Separate fetching from parsing
The single biggest reliability win: never parse HTML in the same step that downloads it. Store the raw response first, then parse from storage. When a site changes its markup, you re-run the parser over archived pages instead of losing a week of data.
Design for failure
Every target site will eventually rate-limit you, change its DOM, or move behind a login. A production pipeline needs:
- Retry with backoff — transient errors should never surface as missing data.
- Schema validation — parsed records get validated before they enter the dataset, so a layout change produces a loud alert instead of quiet garbage.

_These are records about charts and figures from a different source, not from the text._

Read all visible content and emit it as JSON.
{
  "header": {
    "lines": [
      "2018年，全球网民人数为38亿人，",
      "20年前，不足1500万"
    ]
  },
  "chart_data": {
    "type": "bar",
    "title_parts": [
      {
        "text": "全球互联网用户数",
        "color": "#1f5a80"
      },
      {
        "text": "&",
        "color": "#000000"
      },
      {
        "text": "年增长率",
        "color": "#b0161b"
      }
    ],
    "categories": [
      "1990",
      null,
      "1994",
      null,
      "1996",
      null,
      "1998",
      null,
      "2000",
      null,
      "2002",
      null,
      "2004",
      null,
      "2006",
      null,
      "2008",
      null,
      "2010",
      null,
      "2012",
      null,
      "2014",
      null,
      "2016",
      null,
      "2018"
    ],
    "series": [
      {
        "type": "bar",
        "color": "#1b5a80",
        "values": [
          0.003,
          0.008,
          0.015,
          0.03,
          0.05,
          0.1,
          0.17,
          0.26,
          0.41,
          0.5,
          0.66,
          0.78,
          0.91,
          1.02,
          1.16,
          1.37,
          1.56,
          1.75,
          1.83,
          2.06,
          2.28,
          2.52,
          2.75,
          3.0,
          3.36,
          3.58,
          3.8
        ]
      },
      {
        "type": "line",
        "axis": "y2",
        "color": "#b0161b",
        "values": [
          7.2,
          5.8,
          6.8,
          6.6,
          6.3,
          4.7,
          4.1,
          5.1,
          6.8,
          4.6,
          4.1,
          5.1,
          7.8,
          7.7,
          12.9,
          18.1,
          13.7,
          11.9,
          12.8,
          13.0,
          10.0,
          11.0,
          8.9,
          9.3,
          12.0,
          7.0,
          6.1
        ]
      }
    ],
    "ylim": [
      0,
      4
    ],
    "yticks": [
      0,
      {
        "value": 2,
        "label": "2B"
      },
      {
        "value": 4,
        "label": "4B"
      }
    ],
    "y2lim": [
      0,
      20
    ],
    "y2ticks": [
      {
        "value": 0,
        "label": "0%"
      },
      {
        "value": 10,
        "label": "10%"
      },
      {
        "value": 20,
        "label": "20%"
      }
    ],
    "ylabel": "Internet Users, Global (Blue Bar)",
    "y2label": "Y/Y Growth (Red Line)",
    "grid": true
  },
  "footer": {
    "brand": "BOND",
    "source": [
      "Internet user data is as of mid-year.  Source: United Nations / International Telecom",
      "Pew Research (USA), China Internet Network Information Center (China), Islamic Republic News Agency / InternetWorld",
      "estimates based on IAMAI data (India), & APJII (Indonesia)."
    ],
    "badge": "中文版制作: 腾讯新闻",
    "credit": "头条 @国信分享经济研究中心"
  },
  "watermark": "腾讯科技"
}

- Monitoring on volume — if yesterday produced 10,000 records and today produced 400, someone should get paged.
Be a good citizen
Respecting robots.txt, honouring rate limits, and identifying your crawler are not just ethics — they’re operational strategy. Polite crawlers get blocked less, run longer, and keep the data flowing.
Structured output is the product
Clients don’t want HTML — they want answers. The last mile of every pipeline we build is a clean, documented schema: typed fields, consistent units, explicit nulls. The difference between a scraper and a data product is entirely in this step.